The impetus for the article is the Chinese central bank’s recent decision to raise reserve rates. One reason the article gives for the rate hike is that it is meant to curb bank lending. This stuck out to me because our speaker at Citibank spoke at length about the lack of a culture of consumer borrowing in China; the idea of borrowing money just to spend it is still pretty alien here. Clearly there is a difference of opinion between our Citibank speaker and the author of the article.
The second point that struck me when I read the article was, I think, the author’s intended point: what happens in China affects us all. The author writes: “…money problems here can reverberate from Wal-Mart to Wall Street and the world beyond.”

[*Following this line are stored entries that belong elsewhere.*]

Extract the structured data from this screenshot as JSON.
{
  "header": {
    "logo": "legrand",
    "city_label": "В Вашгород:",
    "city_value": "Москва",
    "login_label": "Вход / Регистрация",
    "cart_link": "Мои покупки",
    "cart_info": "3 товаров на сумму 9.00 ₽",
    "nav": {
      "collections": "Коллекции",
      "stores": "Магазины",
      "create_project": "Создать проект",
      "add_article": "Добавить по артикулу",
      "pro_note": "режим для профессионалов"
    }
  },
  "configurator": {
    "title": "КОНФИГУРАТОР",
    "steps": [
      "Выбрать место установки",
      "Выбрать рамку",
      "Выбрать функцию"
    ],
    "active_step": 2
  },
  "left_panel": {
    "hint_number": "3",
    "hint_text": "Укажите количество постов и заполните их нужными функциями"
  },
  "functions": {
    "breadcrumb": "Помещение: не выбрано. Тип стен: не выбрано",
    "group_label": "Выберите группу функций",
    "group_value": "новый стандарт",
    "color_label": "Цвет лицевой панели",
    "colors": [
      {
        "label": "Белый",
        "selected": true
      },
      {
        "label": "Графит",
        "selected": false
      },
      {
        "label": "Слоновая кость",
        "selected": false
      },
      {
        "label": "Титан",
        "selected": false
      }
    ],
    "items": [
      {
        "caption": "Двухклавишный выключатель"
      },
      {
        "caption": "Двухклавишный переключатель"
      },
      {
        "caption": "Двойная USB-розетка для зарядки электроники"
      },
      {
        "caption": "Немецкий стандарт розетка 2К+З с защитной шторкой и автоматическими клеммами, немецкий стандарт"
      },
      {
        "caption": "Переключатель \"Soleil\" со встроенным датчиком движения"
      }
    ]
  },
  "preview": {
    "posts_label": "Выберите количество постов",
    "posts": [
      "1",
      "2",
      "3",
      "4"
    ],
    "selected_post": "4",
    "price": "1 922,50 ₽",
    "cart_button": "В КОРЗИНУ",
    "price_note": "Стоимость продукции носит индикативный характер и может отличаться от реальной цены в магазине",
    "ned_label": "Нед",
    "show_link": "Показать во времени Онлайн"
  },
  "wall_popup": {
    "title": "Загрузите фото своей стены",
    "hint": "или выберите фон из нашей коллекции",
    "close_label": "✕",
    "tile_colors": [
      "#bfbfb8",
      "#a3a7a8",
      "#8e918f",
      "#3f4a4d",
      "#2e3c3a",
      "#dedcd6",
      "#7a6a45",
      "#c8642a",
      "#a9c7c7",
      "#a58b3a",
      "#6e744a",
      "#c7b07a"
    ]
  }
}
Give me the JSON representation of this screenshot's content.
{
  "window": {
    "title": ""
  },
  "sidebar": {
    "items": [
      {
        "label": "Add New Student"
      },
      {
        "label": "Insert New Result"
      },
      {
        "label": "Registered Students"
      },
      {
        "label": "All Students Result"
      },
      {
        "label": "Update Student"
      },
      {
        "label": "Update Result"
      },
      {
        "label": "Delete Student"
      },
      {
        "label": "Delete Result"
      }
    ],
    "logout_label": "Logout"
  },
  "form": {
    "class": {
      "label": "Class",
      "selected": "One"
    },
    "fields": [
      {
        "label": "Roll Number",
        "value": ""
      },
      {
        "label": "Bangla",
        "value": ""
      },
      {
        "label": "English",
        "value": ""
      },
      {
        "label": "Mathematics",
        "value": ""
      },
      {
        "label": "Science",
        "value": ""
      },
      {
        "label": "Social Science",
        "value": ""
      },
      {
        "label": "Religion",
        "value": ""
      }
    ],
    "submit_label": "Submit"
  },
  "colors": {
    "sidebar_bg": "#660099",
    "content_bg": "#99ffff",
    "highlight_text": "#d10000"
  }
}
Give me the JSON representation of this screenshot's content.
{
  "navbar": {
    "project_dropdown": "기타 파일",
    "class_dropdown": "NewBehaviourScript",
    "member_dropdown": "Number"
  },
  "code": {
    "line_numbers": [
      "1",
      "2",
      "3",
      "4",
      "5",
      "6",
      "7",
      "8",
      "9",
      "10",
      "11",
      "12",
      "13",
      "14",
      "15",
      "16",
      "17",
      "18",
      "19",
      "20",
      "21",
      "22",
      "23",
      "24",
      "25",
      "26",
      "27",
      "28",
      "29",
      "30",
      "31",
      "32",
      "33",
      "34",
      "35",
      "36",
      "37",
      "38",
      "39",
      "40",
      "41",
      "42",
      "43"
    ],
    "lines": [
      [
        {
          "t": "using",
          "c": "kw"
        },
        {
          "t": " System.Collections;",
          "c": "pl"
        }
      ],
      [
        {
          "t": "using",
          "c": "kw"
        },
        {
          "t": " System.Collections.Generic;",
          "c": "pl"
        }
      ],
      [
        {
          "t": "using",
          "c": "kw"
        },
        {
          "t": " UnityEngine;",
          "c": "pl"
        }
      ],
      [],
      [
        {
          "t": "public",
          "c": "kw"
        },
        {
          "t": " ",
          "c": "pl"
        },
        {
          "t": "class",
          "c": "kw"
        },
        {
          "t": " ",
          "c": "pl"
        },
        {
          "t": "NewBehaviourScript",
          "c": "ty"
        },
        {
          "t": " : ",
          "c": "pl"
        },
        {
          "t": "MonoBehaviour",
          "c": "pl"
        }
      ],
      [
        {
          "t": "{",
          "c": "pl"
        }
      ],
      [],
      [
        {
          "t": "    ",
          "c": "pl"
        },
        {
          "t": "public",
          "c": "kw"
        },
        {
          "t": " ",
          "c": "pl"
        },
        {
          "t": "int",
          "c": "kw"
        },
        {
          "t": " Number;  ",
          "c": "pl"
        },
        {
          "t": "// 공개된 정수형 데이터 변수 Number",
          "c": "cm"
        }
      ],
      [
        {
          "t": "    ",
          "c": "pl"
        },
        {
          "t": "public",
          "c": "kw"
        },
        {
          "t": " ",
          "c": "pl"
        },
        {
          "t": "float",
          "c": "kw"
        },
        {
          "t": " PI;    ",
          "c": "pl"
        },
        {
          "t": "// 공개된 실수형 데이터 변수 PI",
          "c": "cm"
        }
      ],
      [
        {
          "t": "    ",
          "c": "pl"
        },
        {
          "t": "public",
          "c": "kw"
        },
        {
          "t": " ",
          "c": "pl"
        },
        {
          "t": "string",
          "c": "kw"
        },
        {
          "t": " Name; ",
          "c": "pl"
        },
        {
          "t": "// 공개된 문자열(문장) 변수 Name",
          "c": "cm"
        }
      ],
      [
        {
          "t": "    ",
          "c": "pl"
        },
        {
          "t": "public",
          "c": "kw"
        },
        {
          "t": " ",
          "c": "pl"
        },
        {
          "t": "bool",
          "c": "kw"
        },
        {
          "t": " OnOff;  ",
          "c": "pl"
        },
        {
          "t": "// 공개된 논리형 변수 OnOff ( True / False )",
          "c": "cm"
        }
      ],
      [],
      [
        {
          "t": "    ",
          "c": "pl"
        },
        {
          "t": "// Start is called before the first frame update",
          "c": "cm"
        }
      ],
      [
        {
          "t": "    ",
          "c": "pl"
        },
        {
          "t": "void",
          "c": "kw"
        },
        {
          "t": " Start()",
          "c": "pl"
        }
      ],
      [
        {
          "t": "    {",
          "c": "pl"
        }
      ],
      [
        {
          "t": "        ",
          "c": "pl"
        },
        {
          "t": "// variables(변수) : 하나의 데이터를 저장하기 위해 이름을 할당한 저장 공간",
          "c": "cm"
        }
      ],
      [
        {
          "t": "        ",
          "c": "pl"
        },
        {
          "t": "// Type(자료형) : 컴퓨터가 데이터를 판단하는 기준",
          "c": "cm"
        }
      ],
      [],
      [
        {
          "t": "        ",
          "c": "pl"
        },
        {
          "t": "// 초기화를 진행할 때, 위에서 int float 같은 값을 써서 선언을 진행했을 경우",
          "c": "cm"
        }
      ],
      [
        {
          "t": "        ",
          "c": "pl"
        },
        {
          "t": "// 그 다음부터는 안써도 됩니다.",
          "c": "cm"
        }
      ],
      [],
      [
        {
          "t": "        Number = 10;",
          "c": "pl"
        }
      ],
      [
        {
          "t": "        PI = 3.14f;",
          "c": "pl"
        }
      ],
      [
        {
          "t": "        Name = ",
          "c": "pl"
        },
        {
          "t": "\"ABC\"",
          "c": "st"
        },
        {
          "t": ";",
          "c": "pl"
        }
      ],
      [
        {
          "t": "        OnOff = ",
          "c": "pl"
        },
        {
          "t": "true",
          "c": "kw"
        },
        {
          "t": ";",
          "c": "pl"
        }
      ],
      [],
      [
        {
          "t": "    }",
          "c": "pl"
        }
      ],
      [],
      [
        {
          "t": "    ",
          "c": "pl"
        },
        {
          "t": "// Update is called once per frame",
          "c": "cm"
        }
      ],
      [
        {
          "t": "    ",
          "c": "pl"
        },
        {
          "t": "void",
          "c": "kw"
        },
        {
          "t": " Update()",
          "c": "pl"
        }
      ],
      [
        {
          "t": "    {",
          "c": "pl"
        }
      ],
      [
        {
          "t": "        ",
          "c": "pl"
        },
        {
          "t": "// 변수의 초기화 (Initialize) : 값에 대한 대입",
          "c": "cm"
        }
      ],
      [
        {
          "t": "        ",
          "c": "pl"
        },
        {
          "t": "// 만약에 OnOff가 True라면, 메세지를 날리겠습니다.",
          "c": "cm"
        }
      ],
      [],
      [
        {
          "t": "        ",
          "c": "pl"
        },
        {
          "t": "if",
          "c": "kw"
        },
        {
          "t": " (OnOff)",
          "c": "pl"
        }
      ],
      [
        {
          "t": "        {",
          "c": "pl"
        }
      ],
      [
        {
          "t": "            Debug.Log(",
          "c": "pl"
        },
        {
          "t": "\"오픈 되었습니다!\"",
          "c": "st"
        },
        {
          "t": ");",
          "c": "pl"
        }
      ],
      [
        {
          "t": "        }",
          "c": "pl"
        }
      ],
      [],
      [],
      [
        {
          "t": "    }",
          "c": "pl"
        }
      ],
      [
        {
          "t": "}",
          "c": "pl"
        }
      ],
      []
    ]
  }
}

If I were to summarize all of our business visits so far in one quotation, that would be it. It summarizes the massive economic power of China and our (America’s, the world’s) reliance on it for continued growth. Simultaneously it is a reminder of the fragility of that growth. If the central bank cannot control the rampant growth of China, or at least minimize inflation, the chance exists for derailment. The importance of maintaining harmony in China is closely linked to the importance of maintaining stable economic growth. The article points to the challenges of not having a single leader of the central bank in China a la Ben Bernanke. This was a point I had not yet considered, and it is an added layer in the challenge to form China’s future monetary policies. The article also highlights a fundamental contradiction: reigning in inflation requires slowing economic growth, which could lead to unrest; not reigning in inflation leads to rising prices and runaway growth, which could lead to unrest. I believe this is what Dr. Olson would call an adaptive challenge for the Chinese government.
Reading the tea leaves, it is hard to see how China could not be the new economic center of the world. At the same time, it’s hard to see how this train could not derail. Coming to China has confirmed for me my impression that this country is the future… except for the times when I read news reports like this one from NYTimes.com. Then I see that the future might be less certain than we would like to think.